The mobile X-band Doppler on Wheels radar located in the Ticino River valley in all three storms showed return flow at low levels, down the river valley, as well as strong upslope flow above the 1.5-2 km level. Vertical cross sections of radar data over the heaviest rain areas showed that small convective cells, generally with echo tops below 7 km, formed repeatedly over local ridges for many hours as low level air continued to rise up the slopes.
Vertically pointing radar data indicated that the precipitation seen on scanning radars contained extremely fine substructure with individual maxima moving over the radar in short times of ~1 min.
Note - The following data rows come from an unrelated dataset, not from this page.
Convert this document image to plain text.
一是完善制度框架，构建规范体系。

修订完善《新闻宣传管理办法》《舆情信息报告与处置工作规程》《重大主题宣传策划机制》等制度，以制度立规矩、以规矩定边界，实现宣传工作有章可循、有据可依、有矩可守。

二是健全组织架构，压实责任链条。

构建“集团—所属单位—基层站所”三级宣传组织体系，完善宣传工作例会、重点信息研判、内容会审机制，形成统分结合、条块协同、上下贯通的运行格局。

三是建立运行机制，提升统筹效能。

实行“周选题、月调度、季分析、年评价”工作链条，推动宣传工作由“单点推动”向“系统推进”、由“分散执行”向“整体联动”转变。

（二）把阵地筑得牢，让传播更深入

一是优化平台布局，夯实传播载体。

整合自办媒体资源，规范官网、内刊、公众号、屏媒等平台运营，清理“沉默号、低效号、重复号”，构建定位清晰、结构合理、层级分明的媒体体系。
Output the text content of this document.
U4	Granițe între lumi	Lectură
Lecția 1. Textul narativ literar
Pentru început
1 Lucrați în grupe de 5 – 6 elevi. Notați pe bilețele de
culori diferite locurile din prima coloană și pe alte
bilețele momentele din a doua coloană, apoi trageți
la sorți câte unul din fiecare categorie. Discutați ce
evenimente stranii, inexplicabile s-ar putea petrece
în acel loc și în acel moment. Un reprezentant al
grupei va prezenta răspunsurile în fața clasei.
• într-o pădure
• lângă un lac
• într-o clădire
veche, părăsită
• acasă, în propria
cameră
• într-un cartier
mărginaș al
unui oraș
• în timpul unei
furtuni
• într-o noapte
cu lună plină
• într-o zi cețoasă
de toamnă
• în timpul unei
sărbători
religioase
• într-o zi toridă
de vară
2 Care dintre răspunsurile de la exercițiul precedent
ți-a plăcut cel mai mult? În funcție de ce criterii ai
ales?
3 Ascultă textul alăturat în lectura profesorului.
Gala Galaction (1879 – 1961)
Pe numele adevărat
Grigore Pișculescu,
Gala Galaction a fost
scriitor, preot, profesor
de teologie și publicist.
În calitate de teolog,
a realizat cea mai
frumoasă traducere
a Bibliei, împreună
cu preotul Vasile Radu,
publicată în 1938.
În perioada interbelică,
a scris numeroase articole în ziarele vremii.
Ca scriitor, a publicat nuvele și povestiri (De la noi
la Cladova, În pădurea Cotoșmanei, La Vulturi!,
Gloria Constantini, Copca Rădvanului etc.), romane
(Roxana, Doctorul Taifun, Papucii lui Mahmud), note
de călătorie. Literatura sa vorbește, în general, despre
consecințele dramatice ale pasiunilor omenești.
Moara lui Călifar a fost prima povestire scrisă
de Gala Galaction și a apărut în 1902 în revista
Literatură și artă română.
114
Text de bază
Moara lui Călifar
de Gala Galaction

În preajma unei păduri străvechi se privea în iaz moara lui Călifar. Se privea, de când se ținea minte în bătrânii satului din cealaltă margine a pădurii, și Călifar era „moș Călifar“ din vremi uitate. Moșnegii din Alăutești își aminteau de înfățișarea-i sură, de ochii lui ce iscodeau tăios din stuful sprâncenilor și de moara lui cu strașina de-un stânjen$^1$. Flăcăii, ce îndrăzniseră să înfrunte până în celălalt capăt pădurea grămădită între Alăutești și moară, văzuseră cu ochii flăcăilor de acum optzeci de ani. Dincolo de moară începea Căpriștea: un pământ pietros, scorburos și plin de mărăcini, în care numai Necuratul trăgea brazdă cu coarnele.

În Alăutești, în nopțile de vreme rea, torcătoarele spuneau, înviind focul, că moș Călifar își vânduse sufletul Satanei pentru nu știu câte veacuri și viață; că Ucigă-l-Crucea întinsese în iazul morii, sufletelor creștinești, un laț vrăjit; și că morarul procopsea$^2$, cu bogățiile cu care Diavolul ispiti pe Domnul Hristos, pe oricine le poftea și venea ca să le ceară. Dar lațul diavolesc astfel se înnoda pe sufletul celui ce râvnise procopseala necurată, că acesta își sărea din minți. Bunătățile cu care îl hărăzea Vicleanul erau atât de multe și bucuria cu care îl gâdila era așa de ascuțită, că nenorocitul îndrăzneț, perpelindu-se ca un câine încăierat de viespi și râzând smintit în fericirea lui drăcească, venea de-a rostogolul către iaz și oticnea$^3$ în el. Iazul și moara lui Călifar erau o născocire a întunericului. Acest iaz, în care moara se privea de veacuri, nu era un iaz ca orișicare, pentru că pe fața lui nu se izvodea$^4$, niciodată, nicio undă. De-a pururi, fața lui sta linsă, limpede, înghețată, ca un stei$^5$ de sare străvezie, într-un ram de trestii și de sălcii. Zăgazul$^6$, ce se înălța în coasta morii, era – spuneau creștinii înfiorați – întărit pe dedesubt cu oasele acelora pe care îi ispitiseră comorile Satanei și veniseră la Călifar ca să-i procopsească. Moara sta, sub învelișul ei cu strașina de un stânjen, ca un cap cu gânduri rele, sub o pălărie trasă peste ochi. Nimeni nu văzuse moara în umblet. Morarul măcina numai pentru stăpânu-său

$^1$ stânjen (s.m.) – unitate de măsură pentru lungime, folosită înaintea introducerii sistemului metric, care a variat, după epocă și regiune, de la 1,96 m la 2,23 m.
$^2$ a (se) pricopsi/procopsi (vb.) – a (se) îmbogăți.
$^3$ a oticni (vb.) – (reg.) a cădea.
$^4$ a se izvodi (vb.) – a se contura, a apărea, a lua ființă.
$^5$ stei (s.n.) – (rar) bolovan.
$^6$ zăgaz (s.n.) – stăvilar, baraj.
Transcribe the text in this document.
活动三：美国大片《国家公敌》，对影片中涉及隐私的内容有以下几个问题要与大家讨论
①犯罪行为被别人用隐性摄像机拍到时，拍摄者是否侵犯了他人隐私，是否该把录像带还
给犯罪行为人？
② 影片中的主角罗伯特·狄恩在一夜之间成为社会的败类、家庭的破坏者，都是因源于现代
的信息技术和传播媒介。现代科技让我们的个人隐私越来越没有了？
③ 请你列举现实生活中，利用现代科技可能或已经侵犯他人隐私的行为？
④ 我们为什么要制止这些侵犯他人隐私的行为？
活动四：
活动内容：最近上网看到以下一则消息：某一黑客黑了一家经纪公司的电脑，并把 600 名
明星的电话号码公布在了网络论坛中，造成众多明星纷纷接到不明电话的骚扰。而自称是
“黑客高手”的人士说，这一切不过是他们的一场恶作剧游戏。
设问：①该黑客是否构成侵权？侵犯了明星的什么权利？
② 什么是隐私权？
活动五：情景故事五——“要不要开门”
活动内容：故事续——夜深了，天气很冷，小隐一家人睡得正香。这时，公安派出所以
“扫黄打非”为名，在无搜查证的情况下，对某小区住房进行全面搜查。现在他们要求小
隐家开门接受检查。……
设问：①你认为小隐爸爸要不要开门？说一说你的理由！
These elements took the form of generating cells in the melting layer with fallstreaks below. Polarimetric radar measurements indicated that the coalescence below the melting layer (the "warm rain" process) was an important, if not dominant microphysical process. Ice processes were also evident, as measurements suggested that graupel, and perhaps occasionally small hail, occurred in the individual convective cells where the heaviest rain occurred.